Add a timer to run it hourly and log results: /etc/systemd/system/ai-health-anomaly.service

[Unit]
Description=AI Health Anomaly Detection

[Service]
Type=oneshot
ExecStart=/usr/local/bin/anomaly-detect.py

/etc/systemd/system/ai-health-anomaly.timer

[Unit]
Description=Run AI Health Anomaly Detection hourly

[Timer]
OnCalendar=hourly
Persistent=true

[Install]
WantedBy=timers.target

Enable it:

sudo systemctl daemon-reload
sudo systemctl enable --now ai-health-anomaly.timer
journalctl -u ai-health-anomaly.service -n 20 --no-pager

5) Real-world playbook (what to look for)

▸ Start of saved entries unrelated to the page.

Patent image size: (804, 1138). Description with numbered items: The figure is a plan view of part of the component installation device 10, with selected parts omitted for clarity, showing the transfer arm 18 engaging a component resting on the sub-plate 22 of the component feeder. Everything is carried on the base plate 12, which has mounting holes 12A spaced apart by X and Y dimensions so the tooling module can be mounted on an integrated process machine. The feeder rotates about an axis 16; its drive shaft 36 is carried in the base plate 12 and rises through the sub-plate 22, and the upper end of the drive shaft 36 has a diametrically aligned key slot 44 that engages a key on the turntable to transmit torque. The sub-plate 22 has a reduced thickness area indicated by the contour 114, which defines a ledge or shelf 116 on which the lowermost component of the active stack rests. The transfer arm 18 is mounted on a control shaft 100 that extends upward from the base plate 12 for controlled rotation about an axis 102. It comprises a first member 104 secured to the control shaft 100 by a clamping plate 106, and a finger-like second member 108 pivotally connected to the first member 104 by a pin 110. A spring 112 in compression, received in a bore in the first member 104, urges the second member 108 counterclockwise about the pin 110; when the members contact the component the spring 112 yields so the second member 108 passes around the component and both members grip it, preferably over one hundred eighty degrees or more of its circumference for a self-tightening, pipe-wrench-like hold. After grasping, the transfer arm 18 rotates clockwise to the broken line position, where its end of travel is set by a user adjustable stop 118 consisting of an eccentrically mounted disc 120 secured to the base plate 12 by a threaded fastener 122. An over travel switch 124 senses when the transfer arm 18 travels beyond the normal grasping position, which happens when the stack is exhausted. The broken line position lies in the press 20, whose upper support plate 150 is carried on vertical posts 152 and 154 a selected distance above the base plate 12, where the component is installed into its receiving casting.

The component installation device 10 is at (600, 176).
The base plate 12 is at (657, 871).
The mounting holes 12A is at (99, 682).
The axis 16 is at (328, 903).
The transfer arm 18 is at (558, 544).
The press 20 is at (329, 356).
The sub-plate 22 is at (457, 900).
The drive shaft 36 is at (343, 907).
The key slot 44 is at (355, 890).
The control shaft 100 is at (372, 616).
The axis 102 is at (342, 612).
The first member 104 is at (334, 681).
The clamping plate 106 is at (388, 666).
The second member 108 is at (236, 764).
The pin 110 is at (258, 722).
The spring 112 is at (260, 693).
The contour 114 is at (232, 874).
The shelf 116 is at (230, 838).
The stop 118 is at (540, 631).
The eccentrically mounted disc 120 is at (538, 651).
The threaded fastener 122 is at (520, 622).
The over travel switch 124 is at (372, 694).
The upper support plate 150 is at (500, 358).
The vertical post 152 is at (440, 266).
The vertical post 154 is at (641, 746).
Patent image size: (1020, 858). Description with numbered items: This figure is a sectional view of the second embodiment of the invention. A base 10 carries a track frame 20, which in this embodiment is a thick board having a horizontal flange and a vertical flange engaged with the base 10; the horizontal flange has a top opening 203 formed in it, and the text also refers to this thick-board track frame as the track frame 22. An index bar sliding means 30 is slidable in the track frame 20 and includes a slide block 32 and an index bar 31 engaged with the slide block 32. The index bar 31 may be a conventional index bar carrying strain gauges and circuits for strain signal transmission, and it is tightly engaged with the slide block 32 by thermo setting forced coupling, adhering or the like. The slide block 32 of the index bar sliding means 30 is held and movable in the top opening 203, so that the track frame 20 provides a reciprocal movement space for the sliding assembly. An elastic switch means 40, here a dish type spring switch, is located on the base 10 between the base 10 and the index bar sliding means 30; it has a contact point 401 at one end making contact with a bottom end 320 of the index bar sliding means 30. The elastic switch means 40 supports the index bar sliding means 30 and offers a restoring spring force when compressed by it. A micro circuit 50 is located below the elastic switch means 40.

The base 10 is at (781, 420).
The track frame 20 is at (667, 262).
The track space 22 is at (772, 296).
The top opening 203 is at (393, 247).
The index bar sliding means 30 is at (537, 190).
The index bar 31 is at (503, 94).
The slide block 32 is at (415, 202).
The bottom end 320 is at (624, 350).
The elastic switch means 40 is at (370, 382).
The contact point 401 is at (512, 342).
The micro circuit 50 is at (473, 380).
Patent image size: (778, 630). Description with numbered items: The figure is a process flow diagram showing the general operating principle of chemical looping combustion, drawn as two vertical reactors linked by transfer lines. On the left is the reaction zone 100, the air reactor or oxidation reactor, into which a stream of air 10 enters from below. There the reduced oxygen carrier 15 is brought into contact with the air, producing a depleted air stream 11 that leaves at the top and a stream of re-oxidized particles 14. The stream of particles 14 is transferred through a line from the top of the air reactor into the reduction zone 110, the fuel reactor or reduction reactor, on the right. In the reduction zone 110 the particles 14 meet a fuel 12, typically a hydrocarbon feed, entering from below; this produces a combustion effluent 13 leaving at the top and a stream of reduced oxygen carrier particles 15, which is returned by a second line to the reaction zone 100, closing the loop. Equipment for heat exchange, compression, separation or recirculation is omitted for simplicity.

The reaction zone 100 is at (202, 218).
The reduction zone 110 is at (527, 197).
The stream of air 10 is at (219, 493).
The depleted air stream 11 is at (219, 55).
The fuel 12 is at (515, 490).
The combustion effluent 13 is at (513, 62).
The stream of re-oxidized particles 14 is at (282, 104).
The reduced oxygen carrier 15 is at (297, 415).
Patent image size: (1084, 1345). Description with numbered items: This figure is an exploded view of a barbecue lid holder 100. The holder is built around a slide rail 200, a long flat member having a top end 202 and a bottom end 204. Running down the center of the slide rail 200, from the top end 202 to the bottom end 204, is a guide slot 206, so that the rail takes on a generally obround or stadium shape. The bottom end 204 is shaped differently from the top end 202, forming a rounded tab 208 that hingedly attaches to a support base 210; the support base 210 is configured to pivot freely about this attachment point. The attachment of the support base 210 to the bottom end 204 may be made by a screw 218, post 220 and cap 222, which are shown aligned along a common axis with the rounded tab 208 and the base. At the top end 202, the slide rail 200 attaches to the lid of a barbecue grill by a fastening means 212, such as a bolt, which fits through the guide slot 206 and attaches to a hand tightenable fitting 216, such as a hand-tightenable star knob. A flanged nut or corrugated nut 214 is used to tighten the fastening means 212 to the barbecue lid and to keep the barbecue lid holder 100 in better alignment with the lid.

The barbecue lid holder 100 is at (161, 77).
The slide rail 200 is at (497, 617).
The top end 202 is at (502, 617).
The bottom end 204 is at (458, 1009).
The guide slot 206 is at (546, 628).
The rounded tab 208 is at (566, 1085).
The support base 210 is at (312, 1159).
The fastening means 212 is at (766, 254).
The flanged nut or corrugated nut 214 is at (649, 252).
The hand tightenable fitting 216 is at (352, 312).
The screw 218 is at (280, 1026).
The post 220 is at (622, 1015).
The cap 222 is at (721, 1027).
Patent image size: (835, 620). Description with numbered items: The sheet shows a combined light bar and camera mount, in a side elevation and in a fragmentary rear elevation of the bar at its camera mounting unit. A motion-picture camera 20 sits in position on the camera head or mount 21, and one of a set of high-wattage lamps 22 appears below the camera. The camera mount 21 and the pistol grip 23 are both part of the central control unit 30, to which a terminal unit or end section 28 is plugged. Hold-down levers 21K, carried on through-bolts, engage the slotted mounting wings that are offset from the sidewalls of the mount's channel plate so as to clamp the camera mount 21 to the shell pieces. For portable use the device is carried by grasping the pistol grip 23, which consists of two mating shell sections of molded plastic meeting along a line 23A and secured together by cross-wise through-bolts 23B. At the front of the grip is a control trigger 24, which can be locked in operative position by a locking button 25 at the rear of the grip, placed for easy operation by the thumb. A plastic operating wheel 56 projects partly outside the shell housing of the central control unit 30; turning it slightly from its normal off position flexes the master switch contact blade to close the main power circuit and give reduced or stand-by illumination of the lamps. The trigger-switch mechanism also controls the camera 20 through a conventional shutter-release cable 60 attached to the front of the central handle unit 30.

  • Disk fills up “out of nowhere”

    • Symptom: anomaly flags max_disk_usep; JSON shows a mount > 90%.
    • Triage:
    • Check large files: sudo du -xhd1 / | sort -h | tail
    • Journal size: journalctl --disk-usage
    • Containers/images: docker system df or podman system df
    • Consider logrotate and alert thresholds at 80/85/90%
  • Memory pressure and swap creep

    • Symptom: mem_used_pct high, swap_used_pct trending up
    • Triage:
    • Top processes: ps -eo pid,comm,rss,%mem --sort=-rss | head
    • Page activity: vmstat 1 5
    • Tune: lower vm.swappiness, fix leaks, right-size caches
  • CPU saturation or run queue spikes

    • Symptom: cpu_used > 90, load1 > cores
    • Triage:
    • Hot processes: top -H or pidstat -u 1
    • I/O wait: iostat -xz 1 3 (from sysstat)
    • Consider cgroups, concurrency limits, or scaling out
  • Thermal throttling (hidden performance killer)

    • Symptom: sensors show high temps
    • Triage:
    • Clean airflow, verify fans
    • Laptop/edge devices: governers, tlp (where applicable)
    • Sustained heat often correlates with CPU slowdowns

Conclusion and Call To Action

You don’t need a data science team to make your Linux health checks smarter. Start with the Bash snapshot, schedule it, and layer in the anomaly detector. As your metrics CSV grows, your system’s own baseline becomes its best defense against surprise outages.

Next steps:

  • Deploy the snapshot script and timers to a staging server today

  • Watch /var/log/ai-health for a day or two

  • Enable the anomaly timer and review the logs

  • Iterate: add service-specific checks (databases, queues), and expand heuristics

If you want a follow-up, I can share examples for service-specific rules (PostgreSQL, NGINX, Kubernetes nodes) and guidance for alerting via email, Slack, or Prometheus-compatible exporters.

Stay proactive. Let Bash do the collecting—and let a tiny bit of AI help you see the story in the data.